The speech by James MacMillan, the pre-eminent Scottish composer, is now online. It received vast attention at the time it was given but the press reports didn't convey the full extent of his research and understanding. One can quibble about some characterizations but given what a minefield he has ventured into here, this is a wonderful speech overall.
In recent times the Church has developed uneasy relations with its musicians. Growing up in the 1960s and 70s I was aware of a creeping separation between my serious engagement with the study of music, the application and practice of assiduously honed skills, and what the Church seemed to need and want for its liturgy.
I soon discovered that most serious Catholic musicians were being repulsed by an increasingly rigid misinterpretation of the Second Vatican Council’s reforms on music. Clergy and "liturgists" began expressing a scarcely veiled disdain for the very expertise and learning that musicians had sought to acquire. Serious musicians were more and more caricatured as elitists, reactionaries and Tridentinists by a new philistinism in the Church.
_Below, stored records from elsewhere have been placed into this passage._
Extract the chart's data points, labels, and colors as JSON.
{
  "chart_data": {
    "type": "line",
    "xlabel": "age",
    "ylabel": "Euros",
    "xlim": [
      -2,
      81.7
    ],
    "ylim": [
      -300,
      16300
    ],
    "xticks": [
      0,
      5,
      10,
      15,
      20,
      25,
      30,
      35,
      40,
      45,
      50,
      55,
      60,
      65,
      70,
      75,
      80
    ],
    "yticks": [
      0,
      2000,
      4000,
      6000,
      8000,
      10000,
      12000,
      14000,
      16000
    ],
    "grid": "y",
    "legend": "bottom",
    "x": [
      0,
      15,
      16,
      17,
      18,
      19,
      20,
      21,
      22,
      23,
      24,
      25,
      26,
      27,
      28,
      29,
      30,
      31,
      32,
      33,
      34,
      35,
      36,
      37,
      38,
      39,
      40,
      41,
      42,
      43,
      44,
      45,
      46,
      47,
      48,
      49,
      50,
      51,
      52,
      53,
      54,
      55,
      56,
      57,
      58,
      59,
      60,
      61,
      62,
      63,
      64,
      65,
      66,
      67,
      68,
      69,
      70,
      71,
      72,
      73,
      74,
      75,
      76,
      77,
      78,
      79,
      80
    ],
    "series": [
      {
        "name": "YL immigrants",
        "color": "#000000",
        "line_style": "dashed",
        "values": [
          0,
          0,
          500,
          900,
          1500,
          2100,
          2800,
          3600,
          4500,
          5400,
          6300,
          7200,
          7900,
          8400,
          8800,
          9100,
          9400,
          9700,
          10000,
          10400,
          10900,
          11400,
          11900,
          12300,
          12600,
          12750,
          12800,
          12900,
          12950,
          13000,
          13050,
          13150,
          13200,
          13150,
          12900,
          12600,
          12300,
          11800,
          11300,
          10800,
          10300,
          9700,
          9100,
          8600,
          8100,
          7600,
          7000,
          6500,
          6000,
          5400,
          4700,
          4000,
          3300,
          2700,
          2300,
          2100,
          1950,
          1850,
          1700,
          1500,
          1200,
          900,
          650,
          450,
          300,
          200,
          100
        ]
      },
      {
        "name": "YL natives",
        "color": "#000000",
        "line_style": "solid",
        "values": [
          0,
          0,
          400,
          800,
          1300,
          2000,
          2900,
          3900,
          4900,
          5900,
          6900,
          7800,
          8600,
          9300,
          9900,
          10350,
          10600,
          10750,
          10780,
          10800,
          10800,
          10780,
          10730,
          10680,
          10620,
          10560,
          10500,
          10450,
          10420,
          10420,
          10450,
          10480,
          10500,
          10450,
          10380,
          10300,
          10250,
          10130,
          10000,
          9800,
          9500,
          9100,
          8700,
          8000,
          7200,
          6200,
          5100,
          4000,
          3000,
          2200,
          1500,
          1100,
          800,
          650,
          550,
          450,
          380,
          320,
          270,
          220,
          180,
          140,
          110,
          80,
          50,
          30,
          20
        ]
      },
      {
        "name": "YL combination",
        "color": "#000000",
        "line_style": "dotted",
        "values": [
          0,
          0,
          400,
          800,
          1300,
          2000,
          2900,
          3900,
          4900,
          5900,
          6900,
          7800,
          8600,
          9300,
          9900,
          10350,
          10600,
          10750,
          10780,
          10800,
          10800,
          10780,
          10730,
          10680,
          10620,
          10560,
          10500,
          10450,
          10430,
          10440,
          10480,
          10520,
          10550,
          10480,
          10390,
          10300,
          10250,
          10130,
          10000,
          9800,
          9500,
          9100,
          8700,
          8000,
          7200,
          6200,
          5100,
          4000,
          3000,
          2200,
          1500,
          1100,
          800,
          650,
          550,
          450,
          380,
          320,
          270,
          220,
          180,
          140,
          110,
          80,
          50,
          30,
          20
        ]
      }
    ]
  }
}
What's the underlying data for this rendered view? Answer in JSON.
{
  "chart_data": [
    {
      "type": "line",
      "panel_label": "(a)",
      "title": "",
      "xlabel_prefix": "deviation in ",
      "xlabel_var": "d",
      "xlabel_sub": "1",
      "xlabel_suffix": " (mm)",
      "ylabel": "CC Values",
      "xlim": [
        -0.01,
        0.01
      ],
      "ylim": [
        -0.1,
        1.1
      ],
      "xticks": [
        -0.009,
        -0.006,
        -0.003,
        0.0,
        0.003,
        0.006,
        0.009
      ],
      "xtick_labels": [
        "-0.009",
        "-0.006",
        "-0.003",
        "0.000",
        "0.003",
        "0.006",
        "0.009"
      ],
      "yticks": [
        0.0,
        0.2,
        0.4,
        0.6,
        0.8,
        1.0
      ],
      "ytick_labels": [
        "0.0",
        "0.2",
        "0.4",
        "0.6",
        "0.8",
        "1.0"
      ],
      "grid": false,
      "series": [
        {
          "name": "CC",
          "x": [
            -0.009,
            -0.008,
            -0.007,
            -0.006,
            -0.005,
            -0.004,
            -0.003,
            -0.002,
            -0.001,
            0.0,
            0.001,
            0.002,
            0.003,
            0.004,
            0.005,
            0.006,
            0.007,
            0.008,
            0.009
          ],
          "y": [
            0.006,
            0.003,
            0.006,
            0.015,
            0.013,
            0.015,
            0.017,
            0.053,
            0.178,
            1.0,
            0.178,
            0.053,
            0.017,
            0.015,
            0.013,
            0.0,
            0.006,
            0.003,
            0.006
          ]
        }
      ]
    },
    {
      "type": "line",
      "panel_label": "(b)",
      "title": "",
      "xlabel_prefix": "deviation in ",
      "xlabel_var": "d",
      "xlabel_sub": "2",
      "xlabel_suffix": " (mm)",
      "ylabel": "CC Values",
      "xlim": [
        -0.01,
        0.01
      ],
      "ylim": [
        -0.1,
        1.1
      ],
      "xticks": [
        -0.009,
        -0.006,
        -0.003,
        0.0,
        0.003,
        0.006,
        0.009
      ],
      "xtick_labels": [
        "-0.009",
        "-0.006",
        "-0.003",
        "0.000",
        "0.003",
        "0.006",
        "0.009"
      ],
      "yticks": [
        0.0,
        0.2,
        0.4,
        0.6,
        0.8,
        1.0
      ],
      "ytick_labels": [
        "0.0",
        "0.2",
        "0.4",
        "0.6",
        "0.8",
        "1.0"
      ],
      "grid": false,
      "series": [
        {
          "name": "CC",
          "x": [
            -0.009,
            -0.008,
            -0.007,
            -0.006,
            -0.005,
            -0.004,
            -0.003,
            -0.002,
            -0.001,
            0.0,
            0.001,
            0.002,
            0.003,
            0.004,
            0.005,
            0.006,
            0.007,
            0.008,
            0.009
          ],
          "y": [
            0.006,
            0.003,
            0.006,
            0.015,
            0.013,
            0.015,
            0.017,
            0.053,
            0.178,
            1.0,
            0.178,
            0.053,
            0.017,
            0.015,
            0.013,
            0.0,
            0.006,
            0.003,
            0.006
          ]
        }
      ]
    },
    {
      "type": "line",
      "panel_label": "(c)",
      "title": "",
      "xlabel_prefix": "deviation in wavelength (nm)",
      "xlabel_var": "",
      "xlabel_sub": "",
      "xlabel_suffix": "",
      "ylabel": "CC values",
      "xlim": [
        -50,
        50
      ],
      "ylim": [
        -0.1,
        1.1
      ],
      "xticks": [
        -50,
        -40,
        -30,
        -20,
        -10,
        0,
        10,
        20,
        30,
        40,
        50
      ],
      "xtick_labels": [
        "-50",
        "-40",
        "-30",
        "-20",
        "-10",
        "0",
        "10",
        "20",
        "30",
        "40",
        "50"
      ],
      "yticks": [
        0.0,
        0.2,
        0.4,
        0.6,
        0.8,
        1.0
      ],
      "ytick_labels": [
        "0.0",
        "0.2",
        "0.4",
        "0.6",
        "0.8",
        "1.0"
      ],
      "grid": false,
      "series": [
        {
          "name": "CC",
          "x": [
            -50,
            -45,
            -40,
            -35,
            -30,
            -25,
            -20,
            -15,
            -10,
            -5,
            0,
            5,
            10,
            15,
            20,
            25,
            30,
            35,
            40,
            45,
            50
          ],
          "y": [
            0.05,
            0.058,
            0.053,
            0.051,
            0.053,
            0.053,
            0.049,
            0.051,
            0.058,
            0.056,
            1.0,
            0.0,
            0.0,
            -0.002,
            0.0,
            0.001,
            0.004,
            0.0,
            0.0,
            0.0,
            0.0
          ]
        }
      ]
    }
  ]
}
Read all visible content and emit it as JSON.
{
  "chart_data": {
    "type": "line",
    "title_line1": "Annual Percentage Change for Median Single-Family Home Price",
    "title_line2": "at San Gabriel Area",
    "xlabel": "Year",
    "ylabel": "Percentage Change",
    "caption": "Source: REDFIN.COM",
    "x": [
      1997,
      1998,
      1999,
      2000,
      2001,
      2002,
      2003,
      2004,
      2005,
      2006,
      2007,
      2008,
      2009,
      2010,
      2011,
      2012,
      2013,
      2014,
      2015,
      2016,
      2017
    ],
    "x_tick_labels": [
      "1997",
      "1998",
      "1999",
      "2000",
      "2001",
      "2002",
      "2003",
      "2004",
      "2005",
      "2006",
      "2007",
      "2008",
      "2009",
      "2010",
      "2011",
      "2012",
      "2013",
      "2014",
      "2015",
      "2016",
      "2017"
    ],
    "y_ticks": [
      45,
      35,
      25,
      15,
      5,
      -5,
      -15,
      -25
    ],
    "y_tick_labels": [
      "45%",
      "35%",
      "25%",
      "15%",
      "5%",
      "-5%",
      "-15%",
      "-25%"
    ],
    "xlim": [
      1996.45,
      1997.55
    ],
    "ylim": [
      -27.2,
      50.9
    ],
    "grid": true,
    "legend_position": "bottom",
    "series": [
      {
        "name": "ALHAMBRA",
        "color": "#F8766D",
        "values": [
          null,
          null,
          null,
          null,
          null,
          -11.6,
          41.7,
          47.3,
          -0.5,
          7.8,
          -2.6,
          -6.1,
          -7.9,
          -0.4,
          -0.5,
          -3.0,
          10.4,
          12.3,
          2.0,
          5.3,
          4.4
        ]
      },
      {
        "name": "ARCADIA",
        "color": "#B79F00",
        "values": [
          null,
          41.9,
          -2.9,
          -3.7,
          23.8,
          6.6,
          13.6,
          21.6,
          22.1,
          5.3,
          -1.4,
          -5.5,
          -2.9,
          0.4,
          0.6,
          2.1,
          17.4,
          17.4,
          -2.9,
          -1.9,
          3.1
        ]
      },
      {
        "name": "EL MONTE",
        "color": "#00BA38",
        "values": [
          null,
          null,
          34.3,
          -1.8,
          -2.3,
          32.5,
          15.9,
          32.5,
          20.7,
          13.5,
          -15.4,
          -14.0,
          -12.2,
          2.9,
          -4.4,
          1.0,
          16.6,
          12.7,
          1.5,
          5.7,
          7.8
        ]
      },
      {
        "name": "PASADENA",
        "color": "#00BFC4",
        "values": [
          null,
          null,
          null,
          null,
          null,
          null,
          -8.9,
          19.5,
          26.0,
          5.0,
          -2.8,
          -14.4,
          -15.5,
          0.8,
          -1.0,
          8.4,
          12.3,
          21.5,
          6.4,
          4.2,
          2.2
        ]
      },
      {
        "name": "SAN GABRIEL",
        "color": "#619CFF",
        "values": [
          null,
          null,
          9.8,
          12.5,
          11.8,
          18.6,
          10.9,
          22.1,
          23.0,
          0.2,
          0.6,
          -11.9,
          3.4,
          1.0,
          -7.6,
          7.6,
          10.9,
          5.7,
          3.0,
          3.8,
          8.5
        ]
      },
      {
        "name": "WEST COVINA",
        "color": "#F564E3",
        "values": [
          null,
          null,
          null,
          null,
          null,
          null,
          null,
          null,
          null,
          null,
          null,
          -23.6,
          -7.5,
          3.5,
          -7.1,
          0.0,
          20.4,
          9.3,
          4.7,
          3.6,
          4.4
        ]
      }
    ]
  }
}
Many of those who were not subdued into a state of quietism defected to Anglican and Lutheran parishes where their skills as organists, choral directors and singers were greatly appreciated.
These other churches now regard the Catholic Church as having engaged in a cultural vandalism in the 1960s and 70s – a destructive iconoclasm which wilfully brought to an end any remnant of its massive choral tradition and its skilful application to liturgical use. In short, music in the Catholic Church is referred to with sniffs of justified derision by these other denominations which have managed to maintain high standards of music-making in their divine services.